Theo's pov
You know what's worse than 5 a.m. practice?
Double period maths.
I'd rather take a puck to the face than listen to Mr. Cartwright drone on about logarithmic equations at 8:15 in the morning while trying to act like he's the cleverest man in Britain just because he did his A-levels back in the Jurassic era.
"Dodge," he snapped, mid-rant about some exam rubric I already stopped listening to, "care to join us mentally or would you rather continue practicing your model stare into the window?"
I looked up, deadpan. "Was checking if my soul had left my body yet."
Someone snorted behind me. Cartwright didn't find it funny.
"Detention."
"Brilliant. I'll add it to the collection."
He turned back to the board like he hadn't just tanked the last will I had to live.
---
Between classes, the halls were chaos. Over-perfumed sixth form girls giggling like life was a YA romcom. Some Year 10s sprinting like they were being chased by Satan.
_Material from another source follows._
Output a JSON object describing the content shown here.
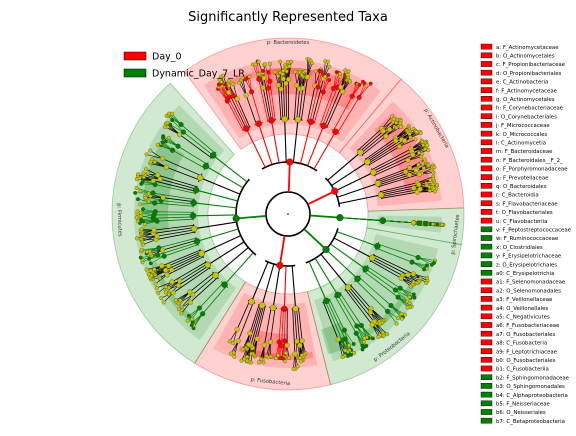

And the usual crowd pretending they didn't care who watched them walk by, when we all knew they absolutely did.
"Oi, Dodge," Avinav jogged up beside me, slapping the back of my head like a proper menace. "You're trending again."
"What?"
He held out his phone. An Instagram reel—someone had filmed me lacing up my skates before practice, shirt half-off, jaw clenched, hair a mess. Caption:
> "If sin had a face, it'd be Theodore Dodge. 💀🔥 #rinkboy #deluluapproved"
I stared at it, then at him. "Who the hell films me in the locker room?"
"Be flattered. You're the school's unofficial thirst trap."
"And you're the school's official idiot."
"You love me."
"Debatable."
---
By lunch, I was over it.
The noise, the stares, the whispers—God, you'd think I saved puppies and donated blood with how people act. It's exhausting being everyone's fantasy when you're just trying to find a quiet table and not lose your mind.
I sat at our usual spot—outside under the quad's covered benches, near the hedge where no one could sneak up from behind.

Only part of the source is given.